Once their passion has been expressed, Deven once again seeks escape to a remote resort. While they enjoy certain relaxation with a work and pleasure routine, once again Deven finds elephant torture in the local area too difficult to ignore. 

This is an immensely powerful book exposing the cruel treatment of elephants, a profitable industry that is feed by the tourism industry. Throughout the book the developing relationship of the young women as they work together is carefully described. Although Deven appears to be strong and educated in Thai customs and language, she is also highly emotional. Hannah transforms from her naïve self to a decision-maker. Their strong emotional and physical relationship provides her with a new maturity. Vivid but disturbing the story combines a powerful expose with one women’s journey to maturity and a character driven by passionate activism. This book is recommended for readers 16 years plus as it contains scenes of animal torture and sexual references. 


Sunday, 11 April 2021

The Edge of Thirteen

The Edge of Thirteen by Nova Weetman (University of Queensland Press) PB RRP $16.99 ISBN 9780702263125

Reviewed by Kylie Buckley

The Edge of Thirteen is a middle grade fiction novel about navigating the ups and downs of becoming a teenager. Written in the first person, the narrative follows Clem Timmins as she enters Year 8 at high school.

When long-term friendship trio, Clem, Bridge and Ellie catch up after the summer holidays, Clem realises her friends are growing up without her. Their conversations are now about periods, bras, boyfriends, and social media -- experiences that seem so far away for Clem. Regrettably, the feeling of being left out causes Clem to act in ways she wouldn’t usually.
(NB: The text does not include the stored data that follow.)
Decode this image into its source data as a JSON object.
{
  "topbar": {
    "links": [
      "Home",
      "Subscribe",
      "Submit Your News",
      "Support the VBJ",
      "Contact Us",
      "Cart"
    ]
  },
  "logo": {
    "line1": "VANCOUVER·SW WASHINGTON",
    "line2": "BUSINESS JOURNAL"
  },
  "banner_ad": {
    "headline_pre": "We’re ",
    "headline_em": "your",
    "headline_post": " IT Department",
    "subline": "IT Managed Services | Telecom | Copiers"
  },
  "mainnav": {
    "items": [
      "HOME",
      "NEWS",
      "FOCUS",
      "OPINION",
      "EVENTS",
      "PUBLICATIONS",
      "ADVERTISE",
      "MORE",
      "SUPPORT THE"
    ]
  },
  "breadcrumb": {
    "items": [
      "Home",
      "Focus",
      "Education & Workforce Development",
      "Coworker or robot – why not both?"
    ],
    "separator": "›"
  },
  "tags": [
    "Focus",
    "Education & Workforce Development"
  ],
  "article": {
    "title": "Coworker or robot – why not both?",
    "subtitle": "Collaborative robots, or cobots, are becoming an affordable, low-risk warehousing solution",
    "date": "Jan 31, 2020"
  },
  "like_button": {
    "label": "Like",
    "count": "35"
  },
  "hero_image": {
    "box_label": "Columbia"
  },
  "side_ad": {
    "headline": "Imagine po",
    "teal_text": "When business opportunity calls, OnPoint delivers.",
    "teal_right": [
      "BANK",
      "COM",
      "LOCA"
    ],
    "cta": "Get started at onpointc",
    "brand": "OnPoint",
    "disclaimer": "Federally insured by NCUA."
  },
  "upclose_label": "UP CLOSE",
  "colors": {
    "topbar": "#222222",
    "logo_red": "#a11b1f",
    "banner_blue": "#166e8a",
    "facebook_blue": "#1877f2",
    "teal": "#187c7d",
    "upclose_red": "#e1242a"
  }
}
Once school starts back, the trio’s dynamics subtly change and Clem begins spending time with some new people, including a boy named Tom. As her social world expands, so does her self-doubt and peer pressures. Clem is caught between wanting to do things her way in her own time and desperately wanting to fit in. Unfortunately for Clem, her changing world and new friendships bring her a range of frustrations and embarrassing moments.

The Edge of Thirteen includes themes of friendship, puberty and first crushes. This novel is recommended for children aged 10 years and older.

Saturday, 10 April 2021

This is the Dog

This is the Dog by Maura Finn, illustrated by Nina Rycroft (Scholastic) PB RRP $16.99 ISBN 9781775435853

Reviewed by Kylie Buckley

This is the Dog is a picture book about a scruffier than average dog who resides in a pet store, hoping to be chosen. Saddened by the waiting and rejection, the nameless dog escapes its confines to seek adventure, yummy food, and ultimately a happy home.

The digitally created artwork includes plenty of action and captures the dog’s range of emotions beautifully. The colourful images appear in single and double-page spreads as well as spot illustrations to enhance meaning and create a sense of time.

This is the Dog is a heart-warming tale about hope, acceptance and love. It is written with great rhythm and rhyme making it an enjoyable read aloud for children aged 4 years and older. The young audience is sure to fall in love with ‘...the dog with the snuffly snout, the half-crumpled ear, the fur that sticks out’.